Section 8(a)(5) of the Act makes it an unfair labor practice for an employer “to refuse to bargain collectively with the representatives of his employees.” 29 U.S.C. § 158(a)(5). A “representative” is one who is “designated or selected for the purposes of collective bargaining by the majority of the employees in a unit appropriate for such purposes.” 29 U.S.C. § 159(a). In certain circumstances, a presumption arises that a representative enjoys majority support although the employees have not yet voiced that support. One such case involves a “successor employer” —one who conducts essentially the same business as its predecessor and who hires its predecessor’s employees as a majority of its work force. Fall River, 107 S.Ct. at 2234; Premium Foods, Inc. v. NLRB, 709 F.2d 623, 627 (9th Cir.1983) (Premium Foods).
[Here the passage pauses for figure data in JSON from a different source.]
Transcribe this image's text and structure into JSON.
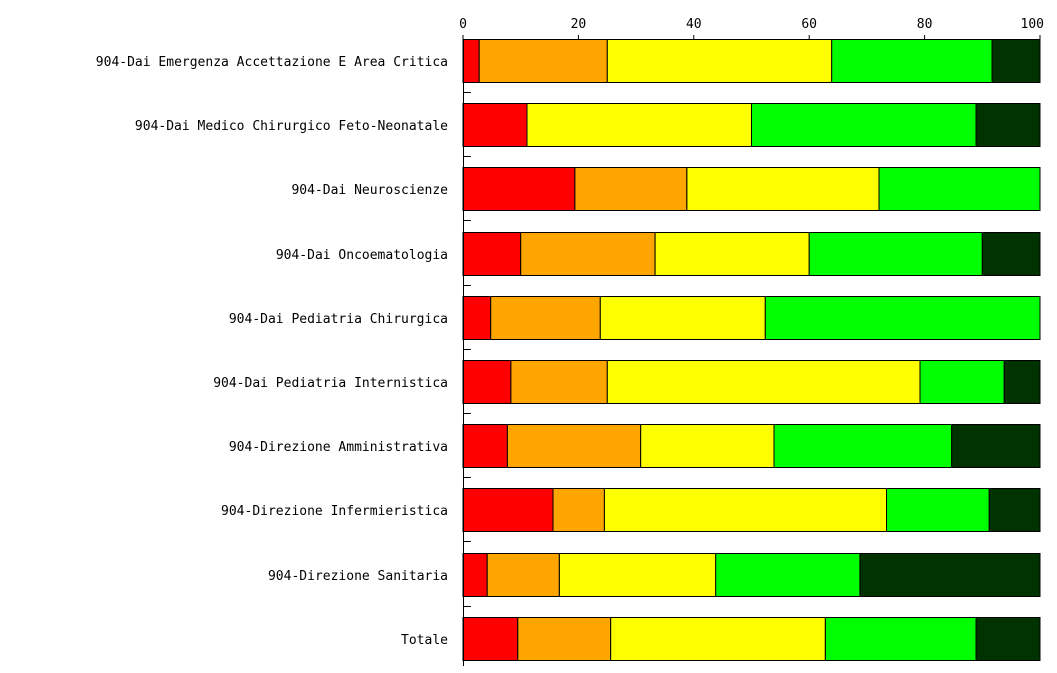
{
  "chart_data": {
    "type": "bar",
    "orientation": "horizontal",
    "stacked": true,
    "title": "",
    "xlabel": "",
    "ylabel": "",
    "xlim": [
      0,
      100
    ],
    "xticks": [
      "0",
      "20",
      "40",
      "60",
      "80",
      "100"
    ],
    "grid": false,
    "legend": "none",
    "categories": [
      "904-Dai Emergenza Accettazione E Area Critica",
      "904-Dai Medico Chirurgico Feto-Neonatale",
      "904-Dai Neuroscienze",
      "904-Dai Oncoematologia",
      "904-Dai Pediatria Chirurgica",
      "904-Dai Pediatria Internistica",
      "904-Direzione Amministrativa",
      "904-Direzione Infermieristica",
      "904-Direzione Sanitaria",
      "Totale"
    ],
    "series": [
      {
        "color": "#ff0000",
        "values": [
          2.8,
          11.1,
          19.4,
          10.0,
          4.8,
          8.3,
          7.7,
          15.6,
          4.2,
          9.5
        ]
      },
      {
        "color": "#ffa500",
        "values": [
          22.2,
          0,
          19.4,
          23.3,
          19.0,
          16.7,
          23.1,
          8.9,
          12.5,
          16.1
        ]
      },
      {
        "color": "#ffff00",
        "values": [
          38.9,
          38.9,
          33.3,
          26.7,
          28.6,
          54.2,
          23.1,
          48.9,
          27.1,
          37.2
        ]
      },
      {
        "color": "#00ff00",
        "values": [
          27.8,
          38.9,
          27.9,
          30.0,
          47.6,
          14.6,
          30.8,
          17.8,
          25.0,
          26.1
        ]
      },
      {
        "color": "#003300",
        "values": [
          8.3,
          11.1,
          0,
          10.0,
          0,
          6.2,
          15.3,
          8.8,
          31.2,
          11.1
        ]
      }
    ]
  }
}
When a predecessor employer has recognized a union as the representative of its employees, and a successor employer hires a majority of its workers from these employees, a presumption arises that the union continues to enjoy the support of a majority of the successor’s employees. Premium Foods, 709 F.2d at 627.

Marin does not challenge the Board’s finding that it conducts essentially the same business as its predecessor, Holiday. Instead, Marin contends (1) that the unions need not be recognized because the two [893]*893groups of employees represented by the unions were not “appropriate” bargaining units as required by section 9(a) of the Act, 29 U.S.C. § 159(a); and (2) that Marin did not hire a majority of its employees from its predecessor. We consider these contentions in turn.

A.

Congress has mandated that the “Board shall decide ... the unit appropriate for the purposes of collective bargaining.” 29 U.S.C. § 159(b).